Major Winter Storm to Make Travel Difficult 'If Not Impossible'

Americans in the northern United States will face a severe winter storm starting Monday night in the northern Rocky Mountains and continuing for several days.

The storm is expected to bring snow, strong winds and ice for some areas as it moves across the upper United States. The National Weather Service (NWS) has issued myriad winter storm watches, warnings and advisories for areas in the Rocky Mountains to the upper Midwest. The storm is anticipated to start Monday night and move through the upper United States until early Friday when it exits after impacting New York. Areas in the storm's path could see anywhere between 6 inches and 2 feet of snow accompanied by dangerous winds, with meteorologists expressing concern about some of the areas most likely to be impacted.

The Weather Channel reported that the winter storm could make travel "extremely difficult, if not impossible" in Wyoming, South Dakota, southern Minnesota and northern Wisconsin as winds create blizzard conditions and frigid air becomes "life-threatening" for stranded motorists.

Cars drive through snow in Minnesota
Vehicles are seen during a heavy snowstorm on a highway in St. Paul, Minnesota, on February 22, 2022. A severe storm with "extreme impacts" is expected to hit the Twin Cities starting Tuesday. GETTY

Southern and central Minnesota are expected to see the worst of the snow with up to 2 feet. The Weather Channel warned it could be the Twin Cities' heaviest snowstorm in over a decade. NWS Twin Cities quipped on Twitter that "odds are, a ruler won't cut it when measuring this one".

AccuWeather Director of Forecast Operations Dan DePodwin told Newsweek that the worst conditions in Minnesota will be experienced Wednesday afternoon to Thursday morning.

"We will see very heavy snow falling at rates of 1 to, in some places, maybe even 2 inches per hour," DePodwin told Newsweek, adding that wind gusts could reach up to 40 miles per hour.

DePodwin said blizzard conditions could be experienced across much of southern Minnesota, parts of South Dakota and Nebraska. Dangerous travel conditions also could be experienced in Denver, Colorado, during the day on Wednesday as the city receives anywhere from 3 to 6 inches of snow.
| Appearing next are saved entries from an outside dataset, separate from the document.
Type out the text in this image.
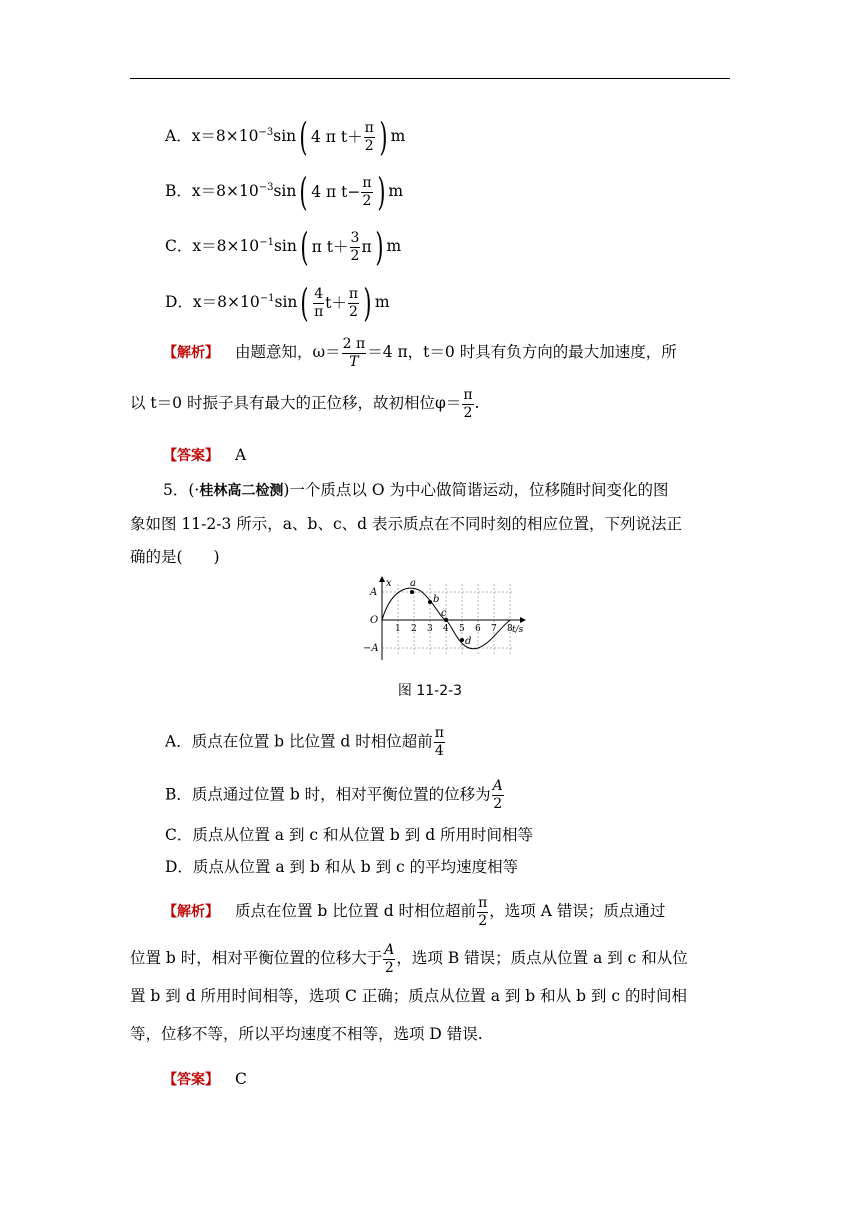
A．$x=8\times 10^{-3}\sin$ ( 4 π $t+ \frac{\pi}{2}$ ) m
B．$x=8\times 10^{-3}\sin$ ( 4 π $t- \frac{\pi}{2}$ ) m
C．$x=8\times 10^{-1}\sin$ ( π $t+ \frac{3}{2}$ π ) m
D．$x=8\times 10^{-1}\sin$ ( $\frac{4}{\pi} t+ \frac{\pi}{2}$ ) m
【解析】 由题意知，$\omega= \frac{2 \pi}{T} =4$ π，t＝0 时具有负方向的最大加速度，所
以 t＝0 时振子具有最大的正位移，故初相位$\varphi= \frac{\pi}{2}$ .
【答案】 A
5．(·桂林高二检测)一个质点以 O 为中心做简谐运动，位移随时间变化的图
象如图 11-2-3 所示，a、b、c、d 表示质点在不同时刻的相应位置，下列说法正
确的是(　　)
x
A
O
−A
1 2 3 4 5 6 7 8 t/s
a
b
c
d
图 11-2-3
A．质点在位置 b 比位置 d 时相位超前 $\frac{\pi}{4}$
B．质点通过位置 b 时，相对平衡位置的位移为 $\frac{A}{2}$
C．质点从位置 a 到 c 和从位置 b 到 d 所用时间相等
D．质点从位置 a 到 b 和从 b 到 c 的平均速度相等
【解析】 质点在位置 b 比位置 d 时相位超前 $\frac{\pi}{2}$ ，选项 A 错误；质点通过
位置 b 时，相对平衡位置的位移大于 $\frac{A}{2}$ ，选项 B 错误；质点从位置 a 到 c 和从位
置 b 到 d 所用时间相等，选项 C 正确；质点从位置 a 到 b 和从 b 到 c 的时间相
等，位移不等，所以平均速度不相等，选项 D 错误.
【答案】 C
Green Bay, Wisconsin, and Traverse City, Michigan, also could see heavy snow. DePodwin said a "swath of ice" is forecasted to hit north of Chicago into lower Michigan and western New York.

DePodwin told Newsweek that "treacherous" travel conditions and power outages are likely.
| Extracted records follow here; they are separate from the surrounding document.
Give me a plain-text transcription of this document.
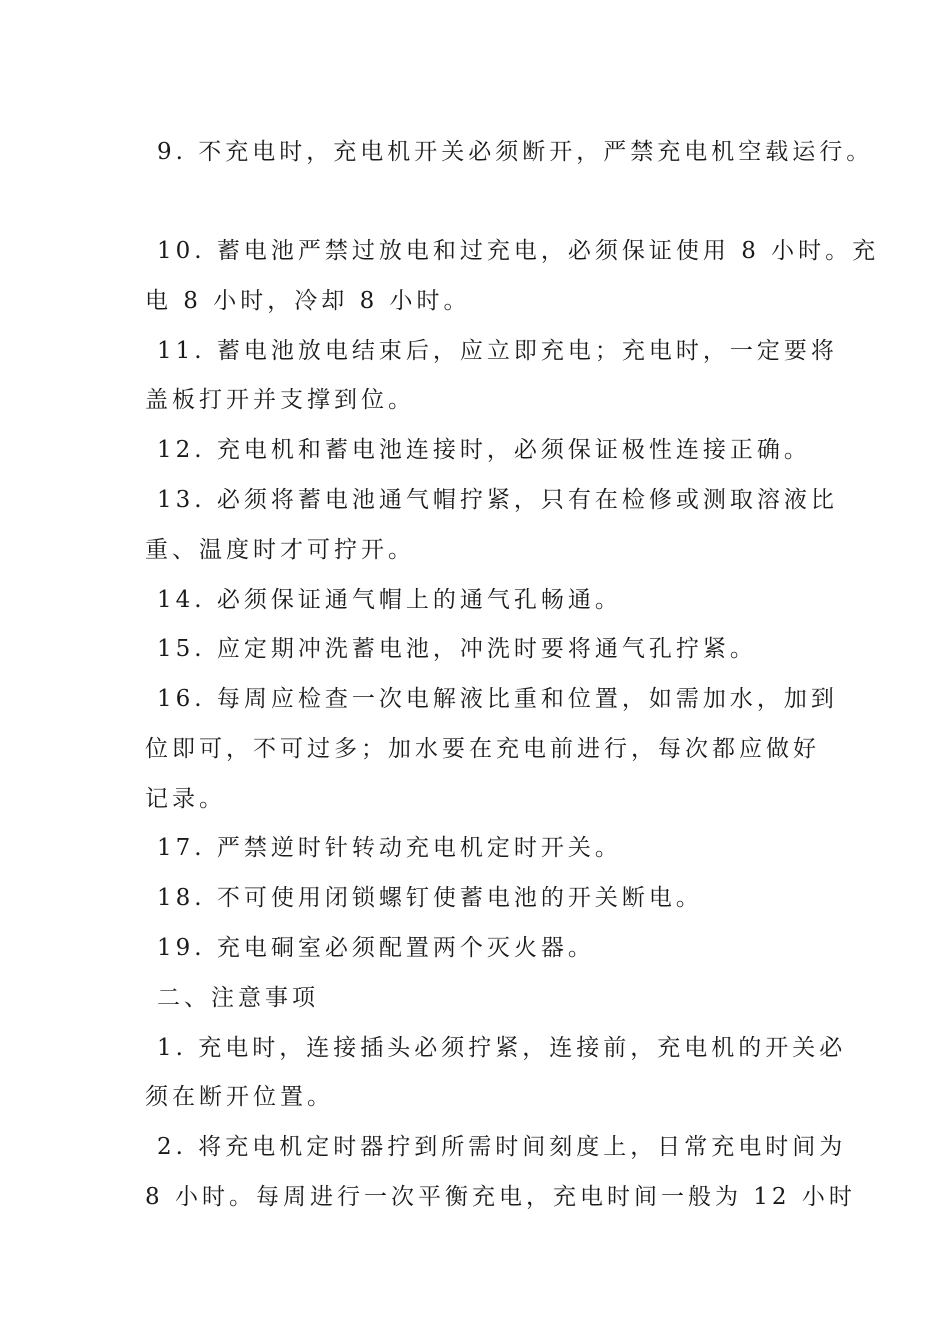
9. 不充电时，充电机开关必须断开，严禁充电机空载运行。
10. 蓄电池严禁过放电和过充电，必须保证使用 8 小时。充
电 8 小时，冷却 8 小时。
11. 蓄电池放电结束后，应立即充电；充电时，一定要将
盖板打开并支撑到位。
12. 充电机和蓄电池连接时，必须保证极性连接正确。
13. 必须将蓄电池通气帽拧紧，只有在检修或测取溶液比
重、温度时才可拧开。
14. 必须保证通气帽上的通气孔畅通。
15. 应定期冲洗蓄电池，冲洗时要将通气孔拧紧。
16. 每周应检查一次电解液比重和位置，如需加水，加到
位即可，不可过多；加水要在充电前进行，每次都应做好
记录。
17. 严禁逆时针转动充电机定时开关。
18. 不可使用闭锁螺钉使蓄电池的开关断电。
19. 充电硐室必须配置两个灭火器。
二、注意事项
1. 充电时，连接插头必须拧紧，连接前，充电机的开关必
须在断开位置。
2. 将充电机定时器拧到所需时间刻度上，日常充电时间为
8 小时。每周进行一次平衡充电，充电时间一般为 12 小时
NWS also advised Americans in the Plains states about the storm's anticipated impacts. NWS released a warning that "extreme impacts" from the storm could hit the Twin Cities. NWS' scale classifies extreme impacts as causing "substantial disruptions" to everyday life. In addition to impaired travel conditions, "life-saving actions may be needed" throughout the storm.

The "extreme impacts" classification had one meteorologist concerned.

"So... the Winter Storm Severity Index for this week has the Twin Cities in the Extreme Impacts category. That is the first time I've seen this," Fox9 meteorologist Cody Matz tweeted. "The rest of central & Southern MN in the Major Impacts category. That goes to show just how epic this week really could be."

Many meteorologists urged those with travel plans in the area to reschedule. NWS Twin Cities tweeted that the worst of the snow would hit Minnesota in two separate snowfalls—one was expected late Tuesday afternoon and the second was expected to begin Wednesday afternoon.

As the storm moves across the states, sleet and freezing rain are expected to develop. The Weather Channel reported that southern Great Lakes states and northeastern states could see the worst of the ice Wednesday night and Thursday morning.